Focusing operations
The 18-station Ackerley Media Group is following its previous digital multicasting success at WIXT Syracuse, N.Y., by operating five West Coast stations out of the 30,000-square-foot Salinas, Calif., facility from which it broadcasts KCBA Salinas and KION Monterey. Calif. The strategy, which Ackerley calls "digital centralcasting," will also control KFTY Santa Rosa, Calif., KVIQ Eureka, Calif., and KMTR Eugene, Ore.
The Salinas facility was completed a year ago, and Ackerley has been transferring stations ever since, replacing old Betacam equipment with digital equipment, including a large SeaChange server, a Philips Digital router, Sundance Digital automation and Tiltrac Robotic tape storage. "Rather than replacing each station's technical infrastructure to accommodate digital, we are able to realize significant economies by putting that technical infrastructure in one location and feeding multiple stations from it," says Kelly Alford, Ackerley Media Group's engineering vice president. "We're able to combine master-control operations, traffic departments (billing centrally for all stations in the group), accounting, programming, and, to a certain extent, marketing and promotions all in the one facility. This allows us to optimize staffing efficiencies, which at our optimum level of staffing next year should be 40% to 50% less than our combined staff prior to the endeavor."
The SeaChange server holds more than 300 hours of short-form programming, including commercials, promos and some syndicated programming. Long-form programming, (movies and bulk syndication feeds) is saved on DVCPRO tape in the Tiltrac robotic tape storage system.

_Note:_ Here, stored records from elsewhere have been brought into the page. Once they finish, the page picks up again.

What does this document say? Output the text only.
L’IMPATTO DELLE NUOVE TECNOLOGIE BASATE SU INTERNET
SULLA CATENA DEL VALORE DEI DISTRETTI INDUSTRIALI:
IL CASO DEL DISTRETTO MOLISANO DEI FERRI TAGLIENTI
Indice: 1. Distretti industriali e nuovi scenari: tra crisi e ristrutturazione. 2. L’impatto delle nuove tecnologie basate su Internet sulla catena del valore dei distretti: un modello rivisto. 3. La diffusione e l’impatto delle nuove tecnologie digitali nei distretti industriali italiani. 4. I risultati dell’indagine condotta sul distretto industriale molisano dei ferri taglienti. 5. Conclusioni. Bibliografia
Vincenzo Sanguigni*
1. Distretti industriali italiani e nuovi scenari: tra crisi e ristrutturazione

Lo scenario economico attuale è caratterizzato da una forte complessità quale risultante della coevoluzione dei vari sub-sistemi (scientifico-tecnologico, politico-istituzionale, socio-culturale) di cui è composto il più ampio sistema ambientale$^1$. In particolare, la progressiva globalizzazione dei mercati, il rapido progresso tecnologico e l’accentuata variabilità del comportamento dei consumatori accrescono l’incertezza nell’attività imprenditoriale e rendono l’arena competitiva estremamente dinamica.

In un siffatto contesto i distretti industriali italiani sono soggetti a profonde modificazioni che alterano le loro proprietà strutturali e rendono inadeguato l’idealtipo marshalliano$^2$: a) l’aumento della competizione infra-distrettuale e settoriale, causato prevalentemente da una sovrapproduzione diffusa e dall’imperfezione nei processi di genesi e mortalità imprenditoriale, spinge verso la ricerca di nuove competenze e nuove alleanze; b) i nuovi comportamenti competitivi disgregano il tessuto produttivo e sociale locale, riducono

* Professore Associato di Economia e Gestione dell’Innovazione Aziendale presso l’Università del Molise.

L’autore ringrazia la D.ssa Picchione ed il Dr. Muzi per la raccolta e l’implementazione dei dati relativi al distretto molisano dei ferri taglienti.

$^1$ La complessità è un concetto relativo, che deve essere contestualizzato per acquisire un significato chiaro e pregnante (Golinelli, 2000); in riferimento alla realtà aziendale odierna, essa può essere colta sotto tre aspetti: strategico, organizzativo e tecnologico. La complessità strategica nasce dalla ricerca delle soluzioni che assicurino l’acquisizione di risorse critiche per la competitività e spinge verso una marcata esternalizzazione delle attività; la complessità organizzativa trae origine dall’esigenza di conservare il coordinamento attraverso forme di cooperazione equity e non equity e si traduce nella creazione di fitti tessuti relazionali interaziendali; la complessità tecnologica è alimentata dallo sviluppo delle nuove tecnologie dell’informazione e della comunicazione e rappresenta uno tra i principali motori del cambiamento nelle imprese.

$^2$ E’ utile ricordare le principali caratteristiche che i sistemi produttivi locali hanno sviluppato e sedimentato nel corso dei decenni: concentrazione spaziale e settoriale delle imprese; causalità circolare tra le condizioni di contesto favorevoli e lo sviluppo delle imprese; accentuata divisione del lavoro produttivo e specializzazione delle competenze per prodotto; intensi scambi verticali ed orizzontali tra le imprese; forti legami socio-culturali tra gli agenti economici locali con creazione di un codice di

"Because we have centralized master control, we have focused on our news departments at the stations, converting them over the past five years to digital Panasonic DVCPRO format," Alford says. "We are acquiring, editing and now playing back completely in digital for the majority of our news operations, and the others will convert."

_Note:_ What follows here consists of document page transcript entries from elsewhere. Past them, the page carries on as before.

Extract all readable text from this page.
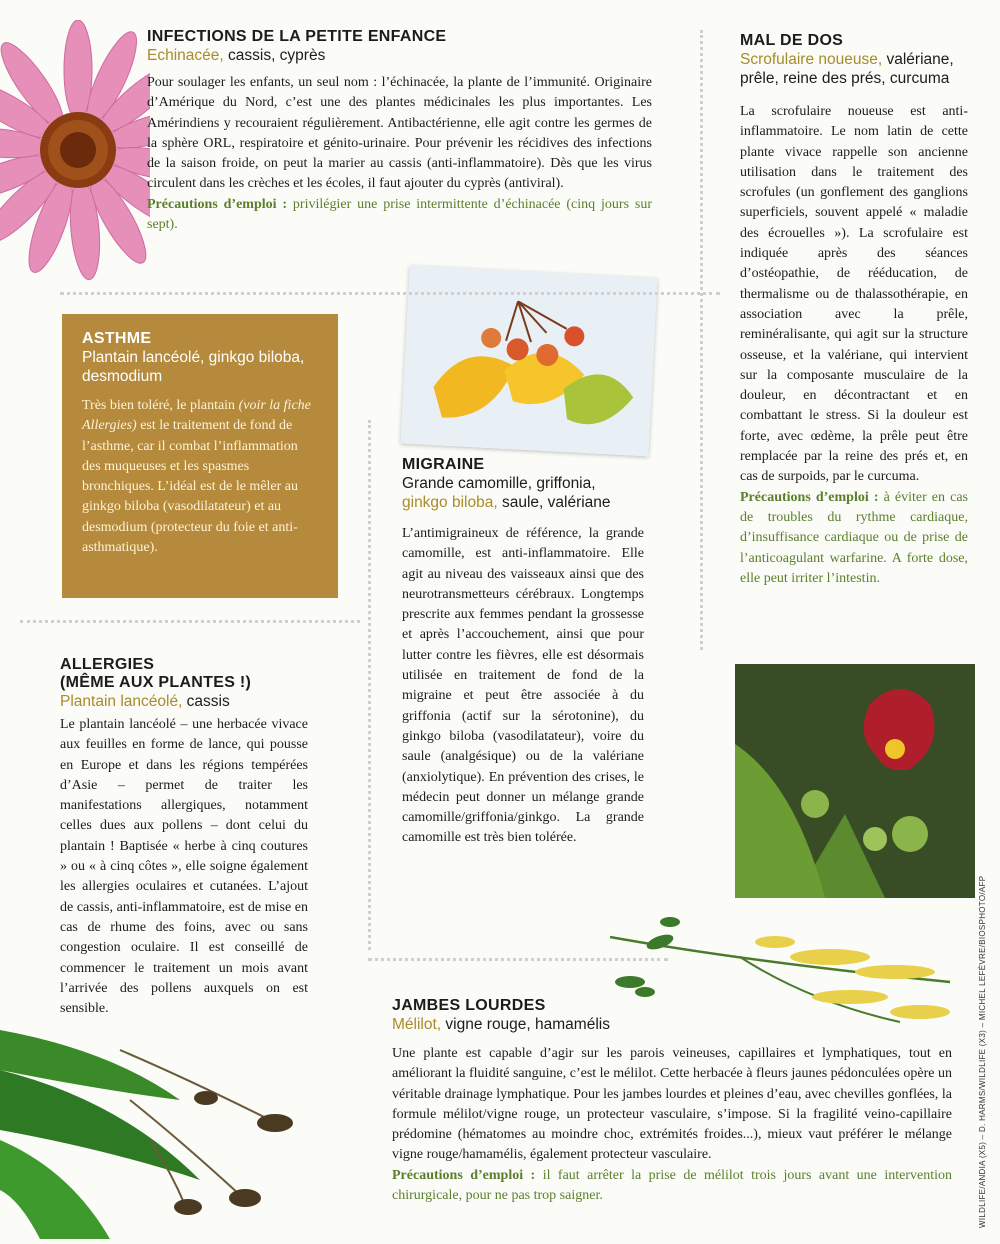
INFECTIONS DE LA PETITE ENFANCE
Echinacée, cassis, cyprès

Pour soulager les enfants, un seul nom : l’échinacée, la plante de l’immunité. Originaire d’Amérique du Nord, c’est une des plantes médicinales les plus importantes. Les Amérindiens y recouraient régulièrement. Antibactérienne, elle agit contre les germes de la sphère ORL, respiratoire et génito-urinaire. Pour prévenir les récidives des infections de la saison froide, on peut la marier au cassis (anti-inflammatoire). Dès que les virus circulent dans les crèches et les écoles, il faut ajouter du cyprès (antiviral).

Précautions d’emploi : privilégier une prise intermittente d’échinacée (cinq jours sur sept).

MAL DE DOS
Scrofulaire noueuse, valériane, prêle, reine des prés, curcuma

La scrofulaire noueuse est anti-inflammatoire. Le nom latin de cette plante vivace rappelle son ancienne utilisation dans le traitement des scrofules (un gonflement des ganglions superficiels, souvent appelé « maladie des écrouelles »). La scrofulaire est indiquée après des séances d’ostéopathie, de rééducation, de thermalisme ou de thalassothérapie, en association avec la prêle, reminéralisante, qui agit sur la structure osseuse, et la valériane, qui intervient sur la composante musculaire de la douleur, en décontractant et en combattant le stress. Si la douleur est forte, avec œdème, la prêle peut être remplacée par la reine des prés et, en cas de surpoids, par le curcuma.

Précautions d’emploi : à éviter en cas de troubles du rythme cardiaque, d’insuffisance cardiaque ou de prise de l’anticoagulant warfarine. A forte dose, elle peut irriter l’intestin.

ASTHME
Plantain lancéolé, ginkgo biloba, desmodium

Très bien toléré, le plantain (voir la fiche Allergies) est le traitement de fond de l’asthme, car il combat l’inflammation des muqueuses et les spasmes bronchiques. L’idéal est de le mêler au ginkgo biloba (vasodilatateur) et au desmodium (protecteur du foie et anti-asthmatique).

MIGRAINE
Grande camomille, griffonia, ginkgo biloba, saule, valériane

L’antimigraineux de référence, la grande camomille, est anti-inflammatoire. Elle agit au niveau des vaisseaux ainsi que des neurotransmetteurs cérébraux. Longtemps prescrite aux femmes pendant la grossesse et après l’accouchement, ainsi que pour lutter contre les fièvres, elle est désormais utilisée en traitement de fond de la migraine et peut être associée à du griffonia (actif sur la sérotonine), du ginkgo biloba (vasodilatateur), voire du saule (analgésique) ou de la valériane (anxiolytique). En prévention des crises, le médecin peut donner un mélange grande camomille/griffonia/ginkgo. La grande camomille est très bien tolérée.

ALLERGIES
(MÊME AUX PLANTES !)
Plantain lancéolé, cassis

Le plantain lancéolé – une herbacée vivace aux feuilles en forme de lance, qui pousse en Europe et dans les régions tempérées d’Asie – permet de traiter les manifestations allergiques, notamment celles dues aux pollens – dont celui du plantain ! Baptisée « herbe à cinq coutures » ou « à cinq côtes », elle soigne également les allergies oculaires et cutanées. L’ajout de cassis, anti-inflammatoire, est de mise en cas de rhume des foins, avec ou sans congestion oculaire. Il est conseillé de commencer le traitement un mois avant l’arrivée des pollens auxquels on est sensible.	JAMBES LOURDES
Mélilot, vigne rouge, hamamélis

Une plante est capable d’agir sur les parois veineuses, capillaires et lymphatiques, tout en améliorant la fluidité sanguine, c’est le mélilot. Cette herbacée à fleurs jaunes pédonculées opère un véritable drainage lymphatique. Pour les jambes lourdes et pleines d’eau, avec chevilles gonflées, la formule mélilot/vigne rouge, un protecteur vasculaire, s’impose. Si la fragilité veino-capillaire prédomine (hématomes au moindre choc, extrémités froides...), mieux vaut préférer le mélange vigne rouge/hamamélis, également protecteur vasculaire.

Précautions d’emploi : il faut arrêter la prise de mélilot trois jours avant une intervention chirurgicale, pour ne pas trop saigner.	WILDLIFE/ANDIA (X5) – D. HARMS/WILDLIFE (X3) – MICHEL LEFÈVRE/BIOSPHOTO/AFP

The Tiltrac system has 12 tape machines and a robotic arm that feeds the tape into the machines. "The cool thing about this system is that the bins where the tapes are stored are tilted, with more than one tape in each storage bin," says system integrator DST Vice President, Engineering, Dwight Crumb. "This facility is doing the centralcasting for all five stations in only 18 racks, which is incredibly efficient use of space." Out of the 18 racks there are five seats for operations to control the on-air feed, and the system is designed to be controlled by one to five operators.
"The external signals come into the room via DPS-470 frame synchronizers, which embed the audio with the video; the whole system then works with embedded audio, and, just before transmission, it is de-embedded," Crumb explains. "This ensures the audio stays in sync with the video."
There are four load stations where commercials are inserted into the server for storage and logging into the automation system. "If the Tiltrac system fails, two on-air tape-machine playback stations will take over as a type of manual override," notes Bill Mouzakis, DST's director of engineering.